Broker Replication

Brokers can run in replication mode where multiple JVM processes could act as broker.

Only a JVM is the leader broker, the others will be defined followers.

Leadership is obtained using ZooKeeper with a simple master election algorithm.

Architecture

Replication use BookKeeper in order to replicate status between brokers.

Leader Broker writes status changes on a set of BK ledgers and followers reads continuously from the same ledgers, replicating every change to their own in memory copy of the status.

Majordodo leverages the fencing features of BK in order to ensure that only on Broker can change the shared "view" of the status of the system.

Checkpoints

Brokers do not share any resource other than BK ledgers and ZK filesystem. In order to be able to delete old ledgers a local checkpoint strategy is needed.

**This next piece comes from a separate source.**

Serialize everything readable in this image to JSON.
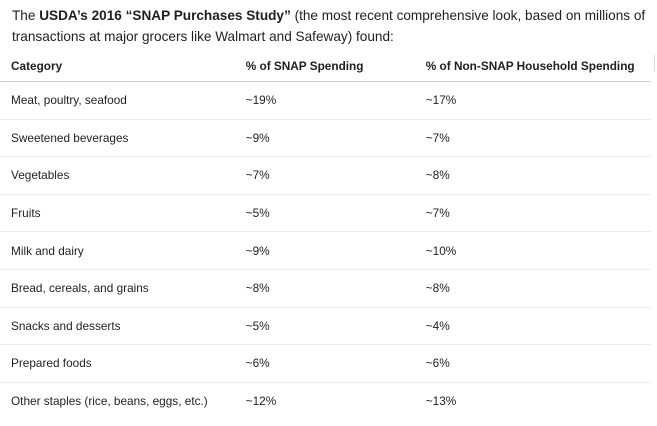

When it is time to create a checkpoint a dump of the broker status is saved to the local file system (directory "snapshot"), each snapshot file will contain:

  • a dump of the status of every task
  • a dump of the status of every worker

The sequence number (ledgerid + seqnumber) of the last entry of the log stream applied to the in memory status at the time of the snapshot.
The time between checkpoints is configurable.

Followers

The brokers start in follower mode and recovers from snapshots directory and BK ledgers. When the recovery is over the leader election will start. While in follower mode the broker "tails" the log and applies changes to its own copy of the view of the system. When a broker is elected as the leader then it opens the actual ledger (this operation will "fence" any other zombie broker...) and it begins to accept incoming requests from clients and from workers.

When a new broker joins the cluster it looks on ZK for ledgers, and if the whole set of ledgers is still on BK than it replays the whole logs, if not it connects to the actual leader broker, download a snapshot and recovers from it.